Verses 5-6's declaration of Christ as the 'one mediator' who gave himself a 'ransom for all' employs marketplace language of redemption that echoes the Greco-Roman slave trade while simultaneously countering both Jewish temple sacrificial systems and proto-Gnostic claims of secret knowledge for an elite.
The grounding of male authority in Adam being 'first formed' (v.13) appeals not merely to chronology but to ancient Near Eastern primogeniture customs, where the firstborn held unique covenantal and inheritance rights, thereby framing church order as an extension of creation's hierarchical pattern.
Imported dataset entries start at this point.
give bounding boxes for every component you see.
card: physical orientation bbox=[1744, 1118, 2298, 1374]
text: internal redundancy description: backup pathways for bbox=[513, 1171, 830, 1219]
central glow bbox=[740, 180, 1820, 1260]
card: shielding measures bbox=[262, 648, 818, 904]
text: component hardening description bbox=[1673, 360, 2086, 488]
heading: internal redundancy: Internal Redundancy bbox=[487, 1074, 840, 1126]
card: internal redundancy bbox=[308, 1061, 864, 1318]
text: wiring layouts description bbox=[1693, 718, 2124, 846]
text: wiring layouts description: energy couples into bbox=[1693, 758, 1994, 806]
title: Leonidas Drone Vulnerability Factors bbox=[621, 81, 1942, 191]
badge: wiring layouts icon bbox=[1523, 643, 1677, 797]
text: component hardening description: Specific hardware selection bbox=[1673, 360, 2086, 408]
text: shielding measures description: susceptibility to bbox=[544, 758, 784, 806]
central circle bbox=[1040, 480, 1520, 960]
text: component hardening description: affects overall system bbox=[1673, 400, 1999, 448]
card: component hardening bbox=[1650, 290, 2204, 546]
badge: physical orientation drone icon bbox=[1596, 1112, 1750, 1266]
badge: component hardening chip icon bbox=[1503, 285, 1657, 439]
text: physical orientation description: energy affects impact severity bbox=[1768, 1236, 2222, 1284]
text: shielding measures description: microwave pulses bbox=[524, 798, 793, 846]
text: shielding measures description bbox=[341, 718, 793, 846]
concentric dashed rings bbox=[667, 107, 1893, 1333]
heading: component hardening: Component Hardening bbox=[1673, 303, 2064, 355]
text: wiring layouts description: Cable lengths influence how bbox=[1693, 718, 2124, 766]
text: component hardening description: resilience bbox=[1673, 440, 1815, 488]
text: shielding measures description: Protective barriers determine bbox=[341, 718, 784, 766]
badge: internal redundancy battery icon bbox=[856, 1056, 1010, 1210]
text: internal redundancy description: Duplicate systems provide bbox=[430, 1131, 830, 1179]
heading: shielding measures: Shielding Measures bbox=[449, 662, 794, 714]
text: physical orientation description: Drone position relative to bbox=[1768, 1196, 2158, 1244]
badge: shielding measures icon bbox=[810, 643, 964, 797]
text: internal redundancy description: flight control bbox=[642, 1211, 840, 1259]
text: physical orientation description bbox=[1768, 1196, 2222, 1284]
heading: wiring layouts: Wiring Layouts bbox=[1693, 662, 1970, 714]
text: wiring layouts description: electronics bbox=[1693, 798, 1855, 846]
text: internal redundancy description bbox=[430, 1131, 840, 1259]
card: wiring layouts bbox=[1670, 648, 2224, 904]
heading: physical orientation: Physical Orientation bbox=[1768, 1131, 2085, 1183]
Verse 15's phrase 'she shall be saved in childbearing' offers a potential reversal of the Genesis 3 curse on Eve, interpreting the woman's role through the lens of the promised seed rather than as a literal soteriological mechanism tied to physical birth.
The prohibition against women 'usurping authority' (v.12) uses a rare term that elsewhere in classical literature denotes both violent takeover and self-appointed initiative, suggesting the concern is not teaching per se but the disruption of established relational structures rooted in Genesis 2-3.